Celakalah referendum pada tahun 1999.

Bangsa Indonesia harus menghadapi kenyataan pahit ketika pada September 1999 hasil referendum di Timor Timur diumumkan dengan hasil hampir 80% suara pro kemerdekaan. Wilayah ini terlepas dari Indonesia.

Aku membaca koran dan menemukan namanya, walau tak banyak diulas. Paulo da Silva, bukan tokoh sangat penting, tertembak mati pada suatu bentrokan bersenjata pasca referendum. Kutelepon beberapa teman dan yakinlah Paulo yang pernah bersamaku di Kota Dili itu, telah tiada.
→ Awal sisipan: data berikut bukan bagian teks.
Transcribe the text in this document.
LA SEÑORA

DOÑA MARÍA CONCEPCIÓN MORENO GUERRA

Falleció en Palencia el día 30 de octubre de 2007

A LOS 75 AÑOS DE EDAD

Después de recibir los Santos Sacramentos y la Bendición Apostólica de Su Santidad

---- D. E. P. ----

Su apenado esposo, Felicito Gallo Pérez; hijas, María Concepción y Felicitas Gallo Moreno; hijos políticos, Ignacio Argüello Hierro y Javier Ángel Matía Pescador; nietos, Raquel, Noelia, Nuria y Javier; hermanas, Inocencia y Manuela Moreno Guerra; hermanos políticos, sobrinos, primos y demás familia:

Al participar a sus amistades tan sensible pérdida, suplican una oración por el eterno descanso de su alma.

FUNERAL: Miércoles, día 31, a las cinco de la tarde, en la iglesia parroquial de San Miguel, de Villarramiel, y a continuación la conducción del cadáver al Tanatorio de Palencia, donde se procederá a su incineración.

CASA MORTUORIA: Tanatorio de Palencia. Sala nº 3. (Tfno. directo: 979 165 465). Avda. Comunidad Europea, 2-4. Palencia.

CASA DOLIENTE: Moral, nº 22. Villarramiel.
Aku terkenang padanya. Terkenang saat kami berdiri di depan monumen kemerdekaan Timor Timur dari penjajahan Portugis. Suatu saat akan dibangun monumen kemerdekaan dari Indonesia, kata Paulo seraya menoleh kepadaku.

Aku menatap wajahnya. Mengapa engkau begitu benci, Paulo? Apakah aku tak baik? Pertanyaan yang tidak terucapkan dari bibirku. Karena aku tahu, hanya sia-sia.

Kenangan yang tak terlupakan di Kota Dili. Kenangan tentang seorang Paulo da Silva. Aku ingin dia cinta padaku. Tetapi cintanya untuk hal lain.